俺の、ギターを弾くためだけの手に雫を落として、
濡れた瞳で、ぽっかりとした深い瞳で、俺を見上げている。
その瞬間に、彼女が愛おしそうにしている俺の手を強引に振り払った。
その代わりに、半開きにされた彼女の唇に俺の唇を押し付けて、床に押し倒した。
俺に、抱かれたいんだと思った。
ならばそうしてやる。
この女が悪い。
妙に残酷な気分で手を進めようとし、唇を離す。
吐息と共に漏れる呟き。
「―――あぁ……これで、やっと……眠れる……」
自分の体重を彼女にかけて身動きを封じておいて、俺は完全にフリーズした。
なんだって言うんだ。
何しにきたんだ、この女。
「……お前……一体、なんなわけ……。
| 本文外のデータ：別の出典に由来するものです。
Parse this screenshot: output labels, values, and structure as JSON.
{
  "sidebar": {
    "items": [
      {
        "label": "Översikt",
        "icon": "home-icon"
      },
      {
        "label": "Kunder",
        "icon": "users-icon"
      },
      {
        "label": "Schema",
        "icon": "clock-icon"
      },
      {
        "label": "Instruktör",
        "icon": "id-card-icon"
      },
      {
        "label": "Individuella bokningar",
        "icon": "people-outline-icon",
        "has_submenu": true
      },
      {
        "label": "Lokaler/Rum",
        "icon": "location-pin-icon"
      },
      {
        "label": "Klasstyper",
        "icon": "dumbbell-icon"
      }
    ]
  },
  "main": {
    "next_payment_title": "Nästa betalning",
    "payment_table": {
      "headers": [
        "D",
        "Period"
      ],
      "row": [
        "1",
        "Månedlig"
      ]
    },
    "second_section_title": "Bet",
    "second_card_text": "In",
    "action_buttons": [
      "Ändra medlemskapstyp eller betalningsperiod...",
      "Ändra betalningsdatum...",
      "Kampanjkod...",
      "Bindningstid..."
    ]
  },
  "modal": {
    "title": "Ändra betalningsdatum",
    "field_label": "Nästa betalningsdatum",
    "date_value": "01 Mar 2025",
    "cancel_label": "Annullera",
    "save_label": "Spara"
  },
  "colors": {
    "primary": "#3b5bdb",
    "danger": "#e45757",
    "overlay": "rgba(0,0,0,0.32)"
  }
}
頭おかしいよ……」
「好きにしていいの。
あたし、眠れないから……一秒だって、ひとりじゃちゃんと眠れないから…・・・
だから……」
「なんで俺なの」
「……だって……ケイくん……ケイくんも……そうなんだと、思ったの、あたし……」
教えていないはずの俺の名前を彼女は口にした。
そうなんでしょう、と問いかけるその空虚な瞳に、真っ逆さまに落ちていく。
堕ちていく。
望んでいたのかもしれない。
いとも簡単に、底のない穴に――――……。
俺は少し震える自分を押さえつけて、もう一度唇を重ねた。
そして、それ以上、何もしなかった。
俺たちは、同じベッドで、ただ抱き合って泥のように眠った。
目覚めた時の嘘のような体の軽さと、
窓の外を眺めていた咲恵の絶望しか映さない瞳をよく覚えている。
俺たちは、ひとりでは、本当に、眠れない。